The artist died in this house of Dihi Serampore in 1972. Under the leadership of poet Bishnu Dey, some intellectuals took an initiative for creating an art gallery, displaying the artworks of Jamini Roy. They requested the central government to buy the paintings that were in the artist’s house and create a museum for the common man. The centre did buy the artworks but they could not be kept in Kolkata as it lacked a good museum. Instead, these 200 artworks, bought by the central government for two lakh rupees, were sent to the National Gallery of Modern Art, in Delhi. 

In 1978, the void of a museum for Jamini Roy was filled. Though there was not a permanent museum for the paintings, this house on 18/39 Jamini Roy Sarani in South Kolkata, served as a museum. The studio rooms on the first floor of this house were transformed into a Jamini Roy’s Memorial Museum. Jamini Roy’s paintings are also kept at Kolkata’s Victoria Memorial Hall and the Victoria and Albert Museum in London. 

The artist remained engrossed with his passion for this house. This house has not yet been graded, just labelled as a heritage site.

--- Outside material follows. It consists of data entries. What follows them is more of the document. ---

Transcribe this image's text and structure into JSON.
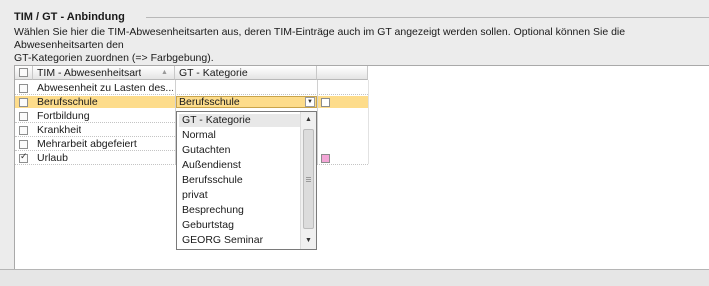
{
  "group": {
    "title": "TIM / GT - Anbindung",
    "description": "Wählen Sie hier die TIM-Abwesenheitsarten aus, deren TIM-Einträge auch im GT angezeigt werden sollen. Optional können Sie die Abwesenheitsarten den\nGT-Kategorien zuordnen (=> Farbgebung)."
  },
  "grid": {
    "columns": {
      "absence_type": "TIM - Abwesenheitsart",
      "category": "GT - Kategorie"
    },
    "rows": [
      {
        "name": "Abwesenheit zu Lasten des...",
        "checked": false,
        "category": "",
        "color": ""
      },
      {
        "name": "Berufsschule",
        "checked": false,
        "category": "Berufsschule",
        "color": "#ffffff",
        "selected": true
      },
      {
        "name": "Fortbildung",
        "checked": false,
        "category": "",
        "color": ""
      },
      {
        "name": "Krankheit",
        "checked": false,
        "category": "",
        "color": ""
      },
      {
        "name": "Mehrarbeit abgefeiert",
        "checked": false,
        "category": "",
        "color": ""
      },
      {
        "name": "Urlaub",
        "checked": true,
        "category": "",
        "color": "#f4a6d7"
      }
    ]
  },
  "dropdown": {
    "items": [
      "GT - Kategorie",
      "Normal",
      "Gutachten",
      "Außendienst",
      "Berufsschule",
      "privat",
      "Besprechung",
      "Geburtstag",
      "GEORG Seminar"
    ]
  },
  "colors": {
    "selection": "#fddc8b",
    "urlaub_swatch": "#f4a6d7"
  }
}
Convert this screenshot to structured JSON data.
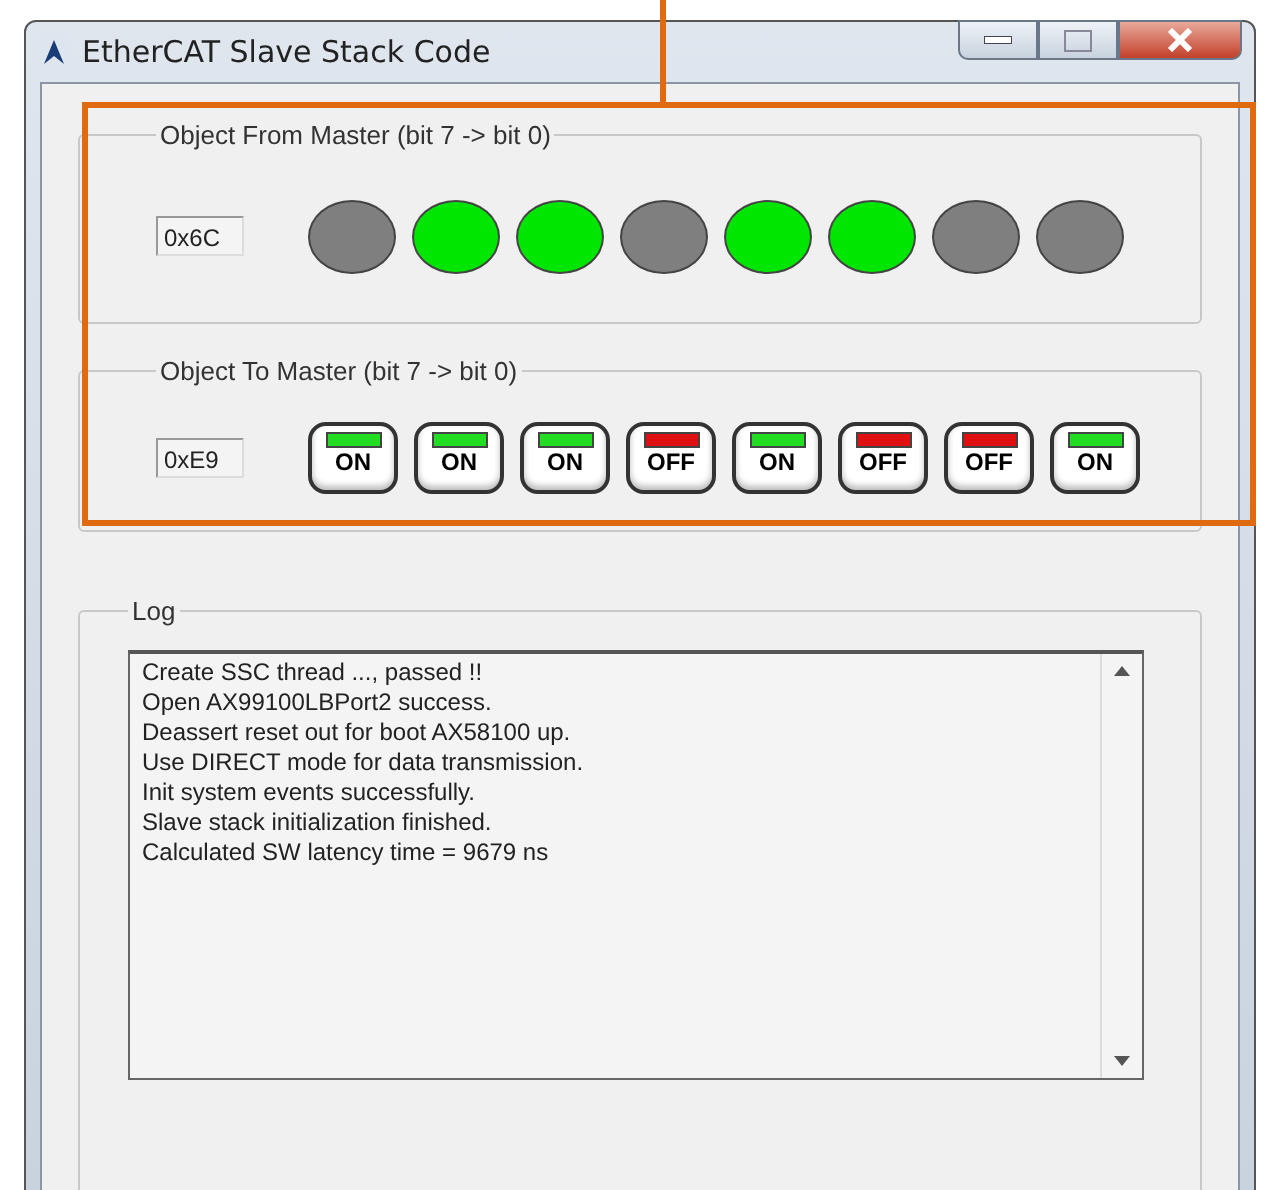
{
  "window": {
    "title": "EtherCAT Slave Stack Code"
  },
  "from_master": {
    "legend": "Object From Master (bit 7 -> bit 0)",
    "value": "0x6C",
    "leds": [
      {
        "on": false
      },
      {
        "on": true
      },
      {
        "on": true
      },
      {
        "on": false
      },
      {
        "on": true
      },
      {
        "on": true
      },
      {
        "on": false
      },
      {
        "on": false
      }
    ]
  },
  "to_master": {
    "legend": "Object To Master (bit 7 -> bit 0)",
    "value": "0xE9",
    "switches": [
      {
        "label": "ON",
        "on": true
      },
      {
        "label": "ON",
        "on": true
      },
      {
        "label": "ON",
        "on": true
      },
      {
        "label": "OFF",
        "on": false
      },
      {
        "label": "ON",
        "on": true
      },
      {
        "label": "OFF",
        "on": false
      },
      {
        "label": "OFF",
        "on": false
      },
      {
        "label": "ON",
        "on": true
      }
    ]
  },
  "log": {
    "legend": "Log",
    "lines": [
      "Create SSC thread ..., passed !!",
      "Open AX99100LBPort2 success.",
      "Deassert reset out for boot AX58100 up.",
      "Use DIRECT mode for data transmission.",
      "Init system events successfully.",
      "Slave stack initialization finished.",
      "Calculated SW latency time = 9679 ns"
    ]
  }
}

Many such celebrities’ houses remain ungraded. The heritage conservation committee of the KMC has decided that all “grade-pending” buildings will be assigned a grade. The mayoral council approved this decision in February 2023. Assigning a grade will make it clear how much protection the building will enjoy and what are the relaxations available. There are four grades — I, IIA, IIB, and III — and grade I structures to enjoy the highest protection. 

The heritage conservation committee of the Kolkata Municipal Corporation (KMC) had granted permission to Delhi Art Gallery (DAG) for the purchase of Roy’s house at 18/39 Jamini Roy Sarani in south Kolkata, on condition that the “building will be preserved and maintained properly”. Now, this house will be transformed into a gallery name after Jamini Roy. Though the final understanding was reached long ago, it is now that the decision is going to be effective. 

These beautiful works of art need strict supervision as well as routine maintenance, for which the Delhi Art Gallery is a perfect suit. This initiative of Delhi Art Gallery back in Kolkata will bring back the artist of the land to his hometown.